Девушка энергично закивала.
– Точно! Афанасьев[31 - Александр Николаевич Афанасьев (1826 —1871) – русский собиратель фольклора, исследователь духовной культуры славянских народов, историк и литературовед.]! Как тот писатель, что сказки народные переписывал. Вы мне, Дмитрий Николаевич, книжку такую давали читать и картинки к ней рисовали.
– Иллюстрации, – машинально поправил Руднев, что-то сосредоточенно обдумывая, а потом добавил, совершенно неожиданно для утешившейся горничной. – Спасибо, Клавдия! Ты даже не представляешь, как мне помогла…
Всю дорогу до Лубянки Дмитрий Николаевич пытался унять жгучую и досадливую злость. Оно и до революции Руднев не больно-то жаловал политическую полицию, брезгливо сторонясь её сомнительных методов. Нынешние же стражи государственной безопасности своих старорежимных предшественников переплюнули. Провокации, доносительство, пытки – всё то, что беззастенчиво использовали подчинённые Глобычёва, Мартынова, Джунковского и Татищева[32 - Константин Иванович Глобачёв и Александр Павлович Мартынов – последние руководители Охранных отделений Петрограда и Москвы соответственно. Владимир Фёдорович Джунковский и Дмитрий Николаевич Татищев – последние командующие Отдельным корпусом жандармов.], нынешние спецслужбы дополнили неограниченными правами в вопросах вынесения и исполнения приговоров, причём без всякой оглядки на закон, гуманность и здравый смысл. Впрочем, какие уж тут могут быть законы и гуманность, когда до победы мирового пролетариата рукой подать!
Убедившийся на собственной шкуре в радикальности и жестокости подхода чекистов к делу, Дмитрий Николаевич не видел для себя возможности отказаться от приглашения комиссара Горбылёва, не на шутку опасаясь, что за свою строптивость пострадает сам и подведёт под секиру пролетарского гнева своих близких. Ощущать же себя принуждаемым для Дмитрия Николаевича было невыносимо, поскольку бывший граф, лишённый имени, дома и состояния, так и не научился смирению и покорности.
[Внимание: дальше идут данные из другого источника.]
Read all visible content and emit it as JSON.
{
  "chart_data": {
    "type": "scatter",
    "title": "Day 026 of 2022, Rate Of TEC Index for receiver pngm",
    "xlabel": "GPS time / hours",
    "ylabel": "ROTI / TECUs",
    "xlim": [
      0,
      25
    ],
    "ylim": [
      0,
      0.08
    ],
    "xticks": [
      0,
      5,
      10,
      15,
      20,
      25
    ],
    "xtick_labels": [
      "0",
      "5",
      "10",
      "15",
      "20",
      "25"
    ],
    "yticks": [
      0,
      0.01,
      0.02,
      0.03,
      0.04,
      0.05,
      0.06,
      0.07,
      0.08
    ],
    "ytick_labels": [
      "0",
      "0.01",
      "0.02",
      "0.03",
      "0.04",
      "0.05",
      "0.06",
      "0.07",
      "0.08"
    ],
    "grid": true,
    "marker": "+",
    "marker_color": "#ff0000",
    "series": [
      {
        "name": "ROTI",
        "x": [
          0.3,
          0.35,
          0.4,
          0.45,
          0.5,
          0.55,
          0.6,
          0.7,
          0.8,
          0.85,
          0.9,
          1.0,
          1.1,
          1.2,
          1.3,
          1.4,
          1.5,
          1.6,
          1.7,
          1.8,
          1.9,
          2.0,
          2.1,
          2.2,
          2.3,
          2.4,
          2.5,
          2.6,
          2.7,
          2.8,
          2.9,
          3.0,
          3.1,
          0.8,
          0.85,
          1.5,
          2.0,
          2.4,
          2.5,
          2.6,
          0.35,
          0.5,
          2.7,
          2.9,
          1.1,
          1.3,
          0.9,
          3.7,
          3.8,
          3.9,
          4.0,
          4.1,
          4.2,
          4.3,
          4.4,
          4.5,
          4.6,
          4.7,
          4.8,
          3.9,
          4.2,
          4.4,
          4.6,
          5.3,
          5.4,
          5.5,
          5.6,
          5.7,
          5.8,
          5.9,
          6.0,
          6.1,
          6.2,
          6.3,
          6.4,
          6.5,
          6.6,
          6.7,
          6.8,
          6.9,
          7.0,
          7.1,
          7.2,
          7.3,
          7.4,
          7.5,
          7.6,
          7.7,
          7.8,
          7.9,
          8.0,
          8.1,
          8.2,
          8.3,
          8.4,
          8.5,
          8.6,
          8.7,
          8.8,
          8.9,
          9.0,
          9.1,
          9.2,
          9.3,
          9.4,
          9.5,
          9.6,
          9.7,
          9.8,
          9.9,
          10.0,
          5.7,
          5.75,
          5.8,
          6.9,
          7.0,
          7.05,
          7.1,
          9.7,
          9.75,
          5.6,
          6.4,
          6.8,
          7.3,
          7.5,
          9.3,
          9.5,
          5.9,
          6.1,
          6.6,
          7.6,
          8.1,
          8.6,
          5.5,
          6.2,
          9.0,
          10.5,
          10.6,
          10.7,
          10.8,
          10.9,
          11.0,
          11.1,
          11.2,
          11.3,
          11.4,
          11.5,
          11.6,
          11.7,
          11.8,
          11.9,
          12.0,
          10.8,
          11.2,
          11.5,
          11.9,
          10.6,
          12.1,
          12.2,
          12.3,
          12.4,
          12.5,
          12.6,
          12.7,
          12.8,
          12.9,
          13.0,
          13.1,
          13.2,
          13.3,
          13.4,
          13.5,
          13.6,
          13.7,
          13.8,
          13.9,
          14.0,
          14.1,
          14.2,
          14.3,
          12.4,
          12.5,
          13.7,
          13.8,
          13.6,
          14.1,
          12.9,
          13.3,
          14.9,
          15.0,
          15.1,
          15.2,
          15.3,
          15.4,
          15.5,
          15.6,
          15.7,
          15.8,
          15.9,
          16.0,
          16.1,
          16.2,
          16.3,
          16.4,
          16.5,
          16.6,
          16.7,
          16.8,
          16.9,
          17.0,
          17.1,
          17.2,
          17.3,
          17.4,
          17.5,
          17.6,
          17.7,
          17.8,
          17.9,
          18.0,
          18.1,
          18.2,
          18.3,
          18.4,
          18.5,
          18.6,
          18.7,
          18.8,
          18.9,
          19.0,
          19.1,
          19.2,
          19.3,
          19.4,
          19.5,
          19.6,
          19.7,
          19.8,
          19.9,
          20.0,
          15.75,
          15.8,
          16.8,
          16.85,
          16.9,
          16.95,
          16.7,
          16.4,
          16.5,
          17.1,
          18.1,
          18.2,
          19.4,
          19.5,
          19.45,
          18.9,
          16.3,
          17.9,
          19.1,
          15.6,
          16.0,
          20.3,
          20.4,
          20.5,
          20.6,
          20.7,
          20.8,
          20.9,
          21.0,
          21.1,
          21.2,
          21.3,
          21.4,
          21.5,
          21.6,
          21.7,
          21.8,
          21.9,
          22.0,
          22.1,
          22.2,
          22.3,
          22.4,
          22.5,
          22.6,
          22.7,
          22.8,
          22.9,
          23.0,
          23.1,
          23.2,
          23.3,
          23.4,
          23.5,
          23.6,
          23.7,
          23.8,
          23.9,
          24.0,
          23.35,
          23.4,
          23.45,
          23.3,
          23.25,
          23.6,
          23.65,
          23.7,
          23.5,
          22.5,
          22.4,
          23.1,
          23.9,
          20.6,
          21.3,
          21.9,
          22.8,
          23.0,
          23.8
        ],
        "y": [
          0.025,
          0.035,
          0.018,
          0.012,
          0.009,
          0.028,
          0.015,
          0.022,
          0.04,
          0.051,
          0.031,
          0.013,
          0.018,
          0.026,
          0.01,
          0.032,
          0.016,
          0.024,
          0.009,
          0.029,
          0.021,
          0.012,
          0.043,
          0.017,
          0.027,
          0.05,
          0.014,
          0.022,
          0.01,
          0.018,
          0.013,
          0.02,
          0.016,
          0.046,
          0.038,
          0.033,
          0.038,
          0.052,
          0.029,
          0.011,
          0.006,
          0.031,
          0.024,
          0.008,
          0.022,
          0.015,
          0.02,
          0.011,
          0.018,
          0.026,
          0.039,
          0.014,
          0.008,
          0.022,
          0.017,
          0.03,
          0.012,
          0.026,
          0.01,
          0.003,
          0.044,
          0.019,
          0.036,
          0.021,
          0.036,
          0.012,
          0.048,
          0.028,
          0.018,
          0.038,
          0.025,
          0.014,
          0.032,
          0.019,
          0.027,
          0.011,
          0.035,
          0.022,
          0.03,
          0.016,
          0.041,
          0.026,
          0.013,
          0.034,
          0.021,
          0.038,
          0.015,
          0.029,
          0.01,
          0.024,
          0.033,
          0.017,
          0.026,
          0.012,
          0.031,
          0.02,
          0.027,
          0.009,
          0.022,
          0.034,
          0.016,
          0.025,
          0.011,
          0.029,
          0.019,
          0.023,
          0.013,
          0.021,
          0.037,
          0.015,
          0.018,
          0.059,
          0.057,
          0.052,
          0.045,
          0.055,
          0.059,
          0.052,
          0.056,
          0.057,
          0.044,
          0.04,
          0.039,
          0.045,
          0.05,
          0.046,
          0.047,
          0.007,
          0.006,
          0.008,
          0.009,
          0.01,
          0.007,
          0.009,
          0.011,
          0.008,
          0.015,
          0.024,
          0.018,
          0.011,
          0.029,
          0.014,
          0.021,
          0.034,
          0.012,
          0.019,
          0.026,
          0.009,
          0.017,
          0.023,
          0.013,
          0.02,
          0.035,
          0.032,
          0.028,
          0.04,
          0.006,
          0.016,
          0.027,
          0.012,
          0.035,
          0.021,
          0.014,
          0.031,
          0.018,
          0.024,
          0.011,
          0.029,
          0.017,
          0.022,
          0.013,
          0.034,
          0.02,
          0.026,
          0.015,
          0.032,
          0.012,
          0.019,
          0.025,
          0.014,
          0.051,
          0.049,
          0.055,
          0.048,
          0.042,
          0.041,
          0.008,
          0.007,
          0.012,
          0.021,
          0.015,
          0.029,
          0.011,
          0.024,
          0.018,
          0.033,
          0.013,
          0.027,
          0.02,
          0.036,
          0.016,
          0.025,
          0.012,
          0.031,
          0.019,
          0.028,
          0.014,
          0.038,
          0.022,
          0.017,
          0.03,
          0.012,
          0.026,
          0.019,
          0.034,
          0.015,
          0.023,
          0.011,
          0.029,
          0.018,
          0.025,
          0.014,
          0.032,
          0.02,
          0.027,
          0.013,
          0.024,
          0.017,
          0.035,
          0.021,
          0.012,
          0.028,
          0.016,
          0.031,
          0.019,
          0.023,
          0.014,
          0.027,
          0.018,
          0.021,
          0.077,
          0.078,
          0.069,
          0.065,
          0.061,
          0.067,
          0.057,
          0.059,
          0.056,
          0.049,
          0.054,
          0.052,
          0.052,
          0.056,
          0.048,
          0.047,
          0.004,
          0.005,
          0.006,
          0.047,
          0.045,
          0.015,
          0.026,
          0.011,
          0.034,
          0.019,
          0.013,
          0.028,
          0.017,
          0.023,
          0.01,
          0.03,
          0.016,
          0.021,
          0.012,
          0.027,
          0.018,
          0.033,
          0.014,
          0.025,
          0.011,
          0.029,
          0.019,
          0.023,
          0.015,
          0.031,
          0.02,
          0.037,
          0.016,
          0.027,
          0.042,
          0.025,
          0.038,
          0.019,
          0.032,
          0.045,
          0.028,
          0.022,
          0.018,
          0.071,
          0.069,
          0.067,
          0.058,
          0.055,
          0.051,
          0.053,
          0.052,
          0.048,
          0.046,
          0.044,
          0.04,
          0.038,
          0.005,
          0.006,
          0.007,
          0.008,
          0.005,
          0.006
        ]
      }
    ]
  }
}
Более всего Руднева бесило предположение, возникшее после разговора с Клавдией. Если девушка ничего не напутала, а революционный матрос сказал правду, выходило так, что бдительный красноармеец Егор Афанасьев подписал донос на Дмитрия Николаевича тогда, когда тот уже несколько дней мыкался в карцере, да и автором поклёпа, скорее всего, был вовсе не безграмотный боец. Если всё было так, то дело против Руднева скорее всего сфабриковали сами же чекисты и, вполне вероятно, только лишь для того, чтобы намаявшийся и напуганный до икоты бывший аристократ и в мыслях не смел манкировать добровольное посещение Лубянки.